The government blocked access to YouTube on April 4 after it turned down a
request to remove the contentious 44-second video, which shows provocative
graffitti-like elements painted over a slideshow of photographs of 79-year-old
King Bhumibol Adulyadej.
Sitthichai Phokai-udom, the minister of information and communications
technology, told The Associated Press that a suit would be lodged with a Thai
court next week on charges of lese majeste, or offense against the monarchy,
which is a crime in Thailand.
"Thailand is a fairly small country and not the economic or military
powerhouse, so we are at the mercy of the greedy businessman in America," he
He said the legal action was a cultural issue, not a political one, because
"the majority of the Thai people feel deeply insulted by this video clip."

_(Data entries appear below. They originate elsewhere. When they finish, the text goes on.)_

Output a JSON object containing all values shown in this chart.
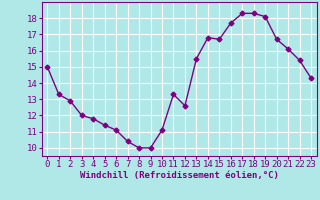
{
  "x": [
    0,
    1,
    2,
    3,
    4,
    5,
    6,
    7,
    8,
    9,
    10,
    11,
    12,
    13,
    14,
    15,
    16,
    17,
    18,
    19,
    20,
    21,
    22,
    23
  ],
  "y": [
    15.0,
    13.3,
    12.9,
    12.0,
    11.8,
    11.4,
    11.1,
    10.4,
    10.0,
    10.0,
    11.1,
    13.3,
    12.6,
    15.5,
    16.8,
    16.7,
    17.7,
    18.3,
    18.3,
    18.1,
    16.7,
    16.1,
    15.4,
    14.3
  ],
  "line_color": "#800080",
  "marker": "D",
  "marker_size": 2.5,
  "background_color": "#b0e8e8",
  "grid_color": "#ffffff",
  "xlabel": "Windchill (Refroidissement éolien,°C)",
  "xlabel_color": "#800080",
  "tick_color": "#800080",
  "xlim": [
    -0.5,
    23.5
  ],
  "ylim": [
    9.5,
    19.0
  ],
  "yticks": [
    10,
    11,
    12,
    13,
    14,
    15,
    16,
    17,
    18
  ],
  "xticks": [
    0,
    1,
    2,
    3,
    4,
    5,
    6,
    7,
    8,
    9,
    10,
    11,
    12,
    13,
    14,
    15,
    16,
    17,
    18,
    19,
    20,
    21,
    22,
    23
  ],
  "font_size": 6.5,
  "line_width": 1.0
}
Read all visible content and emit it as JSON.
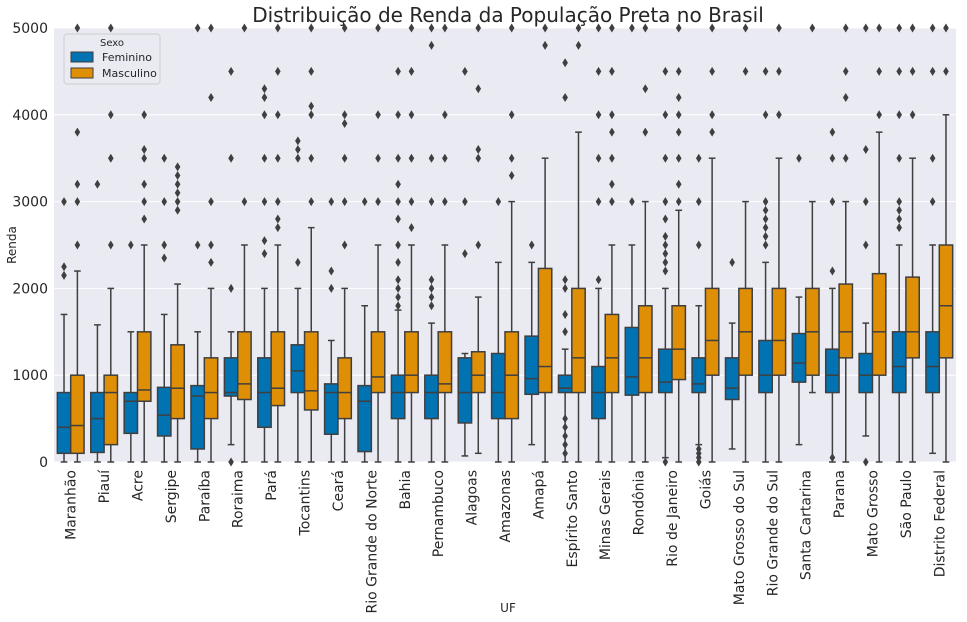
{
  "chart_data": {
    "type": "boxplot",
    "title": "Distribuição de Renda da População Preta no Brasil",
    "xlabel": "UF",
    "ylabel": "Renda",
    "ylim": [
      0,
      5000
    ],
    "yticks": [
      0,
      1000,
      2000,
      3000,
      4000,
      5000
    ],
    "grid": true,
    "legend": {
      "title": "Sexo",
      "placement": "top-left"
    },
    "categories": [
      "Maranhão",
      "Piauí",
      "Acre",
      "Sergipe",
      "Paraíba",
      "Roraima",
      "Pará",
      "Tocantins",
      "Ceará",
      "Rio Grande do Norte",
      "Bahia",
      "Pernambuco",
      "Alagoas",
      "Amazonas",
      "Amapá",
      "Espírito Santo",
      "Minas Gerais",
      "Rondônia",
      "Rio de Janeiro",
      "Goiás",
      "Mato Grosso do Sul",
      "Rio Grande do Sul",
      "Santa Cartarina",
      "Parana",
      "Mato Grosso",
      "São Paulo",
      "Distrito Federal"
    ],
    "series": [
      {
        "name": "Feminino",
        "color": "#0173b2",
        "boxes": [
          {
            "whislo": 0,
            "q1": 100,
            "med": 400,
            "q3": 800,
            "whishi": 1700,
            "fliers": [
              2150,
              2250,
              3000
            ]
          },
          {
            "whislo": 0,
            "q1": 110,
            "med": 500,
            "q3": 800,
            "whishi": 1580,
            "fliers": [
              3200
            ]
          },
          {
            "whislo": 0,
            "q1": 330,
            "med": 700,
            "q3": 800,
            "whishi": 1500,
            "fliers": [
              2500
            ]
          },
          {
            "whislo": 0,
            "q1": 300,
            "med": 540,
            "q3": 860,
            "whishi": 1700,
            "fliers": [
              2350,
              2500,
              3000,
              3500
            ]
          },
          {
            "whislo": 0,
            "q1": 150,
            "med": 760,
            "q3": 880,
            "whishi": 1500,
            "fliers": [
              2500,
              5000
            ]
          },
          {
            "whislo": 200,
            "q1": 760,
            "med": 800,
            "q3": 1200,
            "whishi": 1500,
            "fliers": [
              0,
              2000,
              3500,
              4500
            ]
          },
          {
            "whislo": 0,
            "q1": 400,
            "med": 800,
            "q3": 1200,
            "whishi": 2000,
            "fliers": [
              2400,
              2550,
              3000,
              3500,
              4000,
              4200,
              4300
            ]
          },
          {
            "whislo": 0,
            "q1": 800,
            "med": 1050,
            "q3": 1350,
            "whishi": 2000,
            "fliers": [
              2300,
              3500,
              3600,
              3700
            ]
          },
          {
            "whislo": 0,
            "q1": 320,
            "med": 800,
            "q3": 900,
            "whishi": 1400,
            "fliers": [
              2000,
              2200,
              3000
            ]
          },
          {
            "whislo": 0,
            "q1": 120,
            "med": 700,
            "q3": 880,
            "whishi": 1800,
            "fliers": [
              3000
            ]
          },
          {
            "whislo": 0,
            "q1": 500,
            "med": 800,
            "q3": 1000,
            "whishi": 1750,
            "fliers": [
              1800,
              1900,
              2000,
              2100,
              2300,
              2500,
              2800,
              3000,
              3200,
              3500,
              4000,
              4500
            ]
          },
          {
            "whislo": 0,
            "q1": 500,
            "med": 800,
            "q3": 1000,
            "whishi": 1600,
            "fliers": [
              1800,
              1900,
              2000,
              2100,
              3000,
              3500,
              4800,
              5000
            ]
          },
          {
            "whislo": 70,
            "q1": 450,
            "med": 800,
            "q3": 1200,
            "whishi": 1250,
            "fliers": [
              2400,
              3000,
              4500
            ]
          },
          {
            "whislo": 0,
            "q1": 500,
            "med": 800,
            "q3": 1250,
            "whishi": 2300,
            "fliers": [
              3000
            ]
          },
          {
            "whislo": 200,
            "q1": 780,
            "med": 960,
            "q3": 1450,
            "whishi": 2300,
            "fliers": [
              2500
            ]
          },
          {
            "whislo": 0,
            "q1": 800,
            "med": 850,
            "q3": 1000,
            "whishi": 1300,
            "fliers": [
              100,
              200,
              300,
              400,
              500,
              1500,
              1700,
              2000,
              2100,
              4200,
              4600
            ]
          },
          {
            "whislo": 0,
            "q1": 500,
            "med": 800,
            "q3": 1100,
            "whishi": 2000,
            "fliers": [
              2100,
              3000,
              3500,
              4000,
              4500,
              5000
            ]
          },
          {
            "whislo": 0,
            "q1": 770,
            "med": 980,
            "q3": 1550,
            "whishi": 2500,
            "fliers": [
              3000,
              5000
            ]
          },
          {
            "whislo": 50,
            "q1": 800,
            "med": 920,
            "q3": 1300,
            "whishi": 2000,
            "fliers": [
              0,
              2200,
              2300,
              2400,
              2500,
              2600,
              2800,
              3000,
              3500,
              4000,
              4500
            ]
          },
          {
            "whislo": 200,
            "q1": 800,
            "med": 900,
            "q3": 1200,
            "whishi": 1800,
            "fliers": [
              0,
              50,
              100,
              150,
              2500,
              3000,
              3500
            ]
          },
          {
            "whislo": 150,
            "q1": 720,
            "med": 850,
            "q3": 1200,
            "whishi": 1600,
            "fliers": [
              2300
            ]
          },
          {
            "whislo": 0,
            "q1": 800,
            "med": 1000,
            "q3": 1400,
            "whishi": 2300,
            "fliers": [
              2500,
              2600,
              2700,
              2800,
              2900,
              3000,
              4000,
              4500
            ]
          },
          {
            "whislo": 200,
            "q1": 920,
            "med": 1140,
            "q3": 1480,
            "whishi": 1900,
            "fliers": [
              3500
            ]
          },
          {
            "whislo": 0,
            "q1": 800,
            "med": 1000,
            "q3": 1300,
            "whishi": 2000,
            "fliers": [
              50,
              2200,
              3000,
              3500,
              3800
            ]
          },
          {
            "whislo": 300,
            "q1": 800,
            "med": 1000,
            "q3": 1250,
            "whishi": 1600,
            "fliers": [
              0,
              2500,
              3000,
              3600,
              5000
            ]
          },
          {
            "whislo": 0,
            "q1": 800,
            "med": 1100,
            "q3": 1500,
            "whishi": 2500,
            "fliers": [
              2700,
              2800,
              2900,
              3000,
              3500,
              4000,
              4500,
              5000
            ]
          },
          {
            "whislo": 100,
            "q1": 800,
            "med": 1100,
            "q3": 1500,
            "whishi": 2500,
            "fliers": [
              3000,
              3500,
              4500,
              5000
            ]
          }
        ]
      },
      {
        "name": "Masculino",
        "color": "#de8f05",
        "boxes": [
          {
            "whislo": 0,
            "q1": 100,
            "med": 420,
            "q3": 1000,
            "whishi": 2200,
            "fliers": [
              2500,
              3000,
              3200,
              3800,
              5000
            ]
          },
          {
            "whislo": 0,
            "q1": 200,
            "med": 800,
            "q3": 1000,
            "whishi": 2000,
            "fliers": [
              2500,
              3500,
              4000,
              5000
            ]
          },
          {
            "whislo": 0,
            "q1": 700,
            "med": 830,
            "q3": 1500,
            "whishi": 2500,
            "fliers": [
              2800,
              3000,
              3200,
              3500,
              3600,
              4000
            ]
          },
          {
            "whislo": 0,
            "q1": 500,
            "med": 850,
            "q3": 1350,
            "whishi": 2050,
            "fliers": [
              2900,
              3000,
              3100,
              3200,
              3300,
              3400
            ]
          },
          {
            "whislo": 0,
            "q1": 500,
            "med": 800,
            "q3": 1200,
            "whishi": 2000,
            "fliers": [
              2300,
              2500,
              3000,
              4200,
              5000
            ]
          },
          {
            "whislo": 0,
            "q1": 720,
            "med": 900,
            "q3": 1500,
            "whishi": 2500,
            "fliers": [
              3000,
              5000
            ]
          },
          {
            "whislo": 0,
            "q1": 650,
            "med": 850,
            "q3": 1500,
            "whishi": 2500,
            "fliers": [
              2700,
              2800,
              3000,
              3500,
              4000,
              4500,
              5000
            ]
          },
          {
            "whislo": 0,
            "q1": 600,
            "med": 820,
            "q3": 1500,
            "whishi": 2700,
            "fliers": [
              3000,
              3500,
              4000,
              4100,
              4500,
              5000
            ]
          },
          {
            "whislo": 0,
            "q1": 500,
            "med": 800,
            "q3": 1200,
            "whishi": 2000,
            "fliers": [
              2500,
              3000,
              3500,
              3900,
              4000,
              5000
            ]
          },
          {
            "whislo": 0,
            "q1": 800,
            "med": 980,
            "q3": 1500,
            "whishi": 2500,
            "fliers": [
              3000,
              3500,
              4000,
              5000
            ]
          },
          {
            "whislo": 0,
            "q1": 800,
            "med": 1000,
            "q3": 1500,
            "whishi": 2500,
            "fliers": [
              2700,
              3000,
              3500,
              4000,
              4500,
              5000
            ]
          },
          {
            "whislo": 0,
            "q1": 800,
            "med": 900,
            "q3": 1500,
            "whishi": 2500,
            "fliers": [
              3000,
              3500,
              4000,
              5000
            ]
          },
          {
            "whislo": 100,
            "q1": 800,
            "med": 1000,
            "q3": 1270,
            "whishi": 1900,
            "fliers": [
              2500,
              3500,
              3600,
              4300,
              5000
            ]
          },
          {
            "whislo": 0,
            "q1": 500,
            "med": 1000,
            "q3": 1500,
            "whishi": 3000,
            "fliers": [
              3300,
              3500,
              4000,
              5000
            ]
          },
          {
            "whislo": 0,
            "q1": 800,
            "med": 1100,
            "q3": 2230,
            "whishi": 3500,
            "fliers": [
              4800,
              5000
            ]
          },
          {
            "whislo": 0,
            "q1": 800,
            "med": 1200,
            "q3": 2000,
            "whishi": 3800,
            "fliers": [
              4800,
              5000
            ]
          },
          {
            "whislo": 0,
            "q1": 800,
            "med": 1200,
            "q3": 1700,
            "whishi": 2500,
            "fliers": [
              3000,
              3200,
              3500,
              3800,
              4000,
              4500,
              5000
            ]
          },
          {
            "whislo": 0,
            "q1": 800,
            "med": 1200,
            "q3": 1800,
            "whishi": 3000,
            "fliers": [
              3800,
              4300,
              5000
            ]
          },
          {
            "whislo": 0,
            "q1": 950,
            "med": 1300,
            "q3": 1800,
            "whishi": 2900,
            "fliers": [
              3000,
              3200,
              3500,
              3800,
              4000,
              4200,
              4500,
              5000
            ]
          },
          {
            "whislo": 0,
            "q1": 1000,
            "med": 1400,
            "q3": 2000,
            "whishi": 3500,
            "fliers": [
              3800,
              4000,
              4500,
              5000
            ]
          },
          {
            "whislo": 0,
            "q1": 1000,
            "med": 1500,
            "q3": 2000,
            "whishi": 3000,
            "fliers": [
              4500,
              5000
            ]
          },
          {
            "whislo": 0,
            "q1": 1000,
            "med": 1400,
            "q3": 2000,
            "whishi": 3500,
            "fliers": [
              4000,
              4500,
              5000
            ]
          },
          {
            "whislo": 800,
            "q1": 1000,
            "med": 1500,
            "q3": 2000,
            "whishi": 3000,
            "fliers": [
              5000
            ]
          },
          {
            "whislo": 0,
            "q1": 1200,
            "med": 1500,
            "q3": 2050,
            "whishi": 3000,
            "fliers": [
              3500,
              4200,
              4500,
              5000
            ]
          },
          {
            "whislo": 0,
            "q1": 1000,
            "med": 1500,
            "q3": 2170,
            "whishi": 3800,
            "fliers": [
              4000,
              4500,
              5000
            ]
          },
          {
            "whislo": 0,
            "q1": 1200,
            "med": 1500,
            "q3": 2130,
            "whishi": 3500,
            "fliers": [
              4000,
              4500,
              5000
            ]
          },
          {
            "whislo": 0,
            "q1": 1200,
            "med": 1800,
            "q3": 2500,
            "whishi": 4000,
            "fliers": [
              4500,
              5000
            ]
          }
        ]
      }
    ]
  }
}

One part of the clip juxtaposes pictures of feet over the king's image _ a
major taboo in a culture where feet are considered extremely dirty and
offensive. The soundtrack is the Thai national anthem.
Thai authorities take insults to the king extremely seriously. A Swiss man
was sentenced to 10 years in jail in March in the northern Thai city of Chiang
Mai after he defaced posters of the king during a drinking binge. He was later
pardoned and deported.
Critics have accused the current government of blocking Web sites criticizing
the September coup that overthrew then-Prime Minister Thaksin Shinawatra.
Sitthichai earlier said he had ordered fewer than 10 sites blocked since
taking office late last year, either because the site was insulting to the
monarchy, was pornographic, or called for public political protests, which are
illegal under martial law proclaimed after last year's coup.